Time will tell if it works for humans.
Nergis Firtina
Ectopic livers are expected to regrow.
Ectopic livers are expected to regrow.


LyGenesis and iTolerance seem ready to save people with devastating liver diseases who are not eligible for transplants.

In the coming weeks, a volunteer in Boston, Massachusetts, will be the first to trial a new treatment that could end up creating a second liver in their body, according to MIT Technology Review published on Thursday.

LyGenesis' lead development asset is a liver regeneration study documented in Liver Transportation — was carried out by Paulo Fontes et al.

The company's goal is to inject liver cells from a donor into the lymph nodes of sick recipients. This can lead to the protrusion of miniature organs in the body. These mini-livers are thought to compensate for useless ones.

The study was successful when tested in mice and pigs. Time will tell whether it will affect humans or not.

Startup wants to regrow livers in humans, and it could transform organ donation
The treatment succeed in mice and pigs.

"In this study, a human liver disease (tyrosinemia Type I) was modeled in swine, and liver cells transplanted into lymph nodes were capable of forming ectopic livers that cured all of the animals of otherwise fatal liver disease. The engraftments were again shown to be safe and also structurally and functionally similar to native liver tissue," explained LyGenesis in its statement.

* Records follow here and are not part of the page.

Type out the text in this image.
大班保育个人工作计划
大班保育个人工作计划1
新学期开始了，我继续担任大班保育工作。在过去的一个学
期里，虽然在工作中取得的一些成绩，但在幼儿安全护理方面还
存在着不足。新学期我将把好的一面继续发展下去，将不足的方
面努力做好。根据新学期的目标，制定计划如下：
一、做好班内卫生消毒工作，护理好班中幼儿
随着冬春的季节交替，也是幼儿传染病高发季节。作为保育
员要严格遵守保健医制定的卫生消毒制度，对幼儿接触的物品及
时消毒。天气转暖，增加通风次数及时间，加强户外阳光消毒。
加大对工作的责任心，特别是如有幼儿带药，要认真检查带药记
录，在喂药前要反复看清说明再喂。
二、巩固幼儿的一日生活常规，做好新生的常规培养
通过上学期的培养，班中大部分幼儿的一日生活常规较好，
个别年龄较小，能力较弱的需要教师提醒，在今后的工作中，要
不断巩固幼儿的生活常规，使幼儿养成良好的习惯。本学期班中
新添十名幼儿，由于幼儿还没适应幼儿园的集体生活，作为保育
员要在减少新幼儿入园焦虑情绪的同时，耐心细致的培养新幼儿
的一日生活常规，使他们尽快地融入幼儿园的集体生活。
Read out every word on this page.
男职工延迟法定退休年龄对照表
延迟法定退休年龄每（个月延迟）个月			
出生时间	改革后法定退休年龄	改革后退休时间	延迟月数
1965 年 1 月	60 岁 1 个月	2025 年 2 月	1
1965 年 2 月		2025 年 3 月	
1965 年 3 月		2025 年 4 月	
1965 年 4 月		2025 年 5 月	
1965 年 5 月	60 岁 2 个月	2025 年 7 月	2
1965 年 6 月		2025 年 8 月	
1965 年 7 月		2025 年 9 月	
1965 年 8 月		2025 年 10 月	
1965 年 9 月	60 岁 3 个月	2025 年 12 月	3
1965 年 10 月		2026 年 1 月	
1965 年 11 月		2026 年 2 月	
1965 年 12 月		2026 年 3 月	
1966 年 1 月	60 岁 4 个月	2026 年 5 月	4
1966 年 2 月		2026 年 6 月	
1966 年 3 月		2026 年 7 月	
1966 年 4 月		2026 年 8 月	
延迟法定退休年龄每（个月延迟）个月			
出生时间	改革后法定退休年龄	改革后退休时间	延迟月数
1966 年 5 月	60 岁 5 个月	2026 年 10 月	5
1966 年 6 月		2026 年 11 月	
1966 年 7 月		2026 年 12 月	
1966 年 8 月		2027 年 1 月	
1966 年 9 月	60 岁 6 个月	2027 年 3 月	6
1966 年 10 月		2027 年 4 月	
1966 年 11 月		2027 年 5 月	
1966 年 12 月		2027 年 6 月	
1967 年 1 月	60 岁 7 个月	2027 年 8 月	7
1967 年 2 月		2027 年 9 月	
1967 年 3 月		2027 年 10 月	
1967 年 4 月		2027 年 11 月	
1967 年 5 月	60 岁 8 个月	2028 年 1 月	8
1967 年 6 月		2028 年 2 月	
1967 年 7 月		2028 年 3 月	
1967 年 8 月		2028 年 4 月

Ectopic organs for everyone

"The development and FDA approval of novel therapies for life-threatening diseases requires a rigorous approach to preclinical studies, and our ability to grow ectopic organs to support failing organs in patients is no exception," said Dr. Paulo Fontes, LyGenesis's Chief Medical Officer and former Director of the Liver Transplant Program, Starzl Transplant Institute at the University of Pittsburgh Medical Center.

"Showing that our cellular therapy was able to safely and effectively induce organogenesis – the forming of a novel, a well-vascularized organ within the body – in multiple models of liver disease in large animals was a crucial step toward beginning our forthcoming clinical trial for patients with end-stage liver disease who are currently ineligible for standard liver transplantation."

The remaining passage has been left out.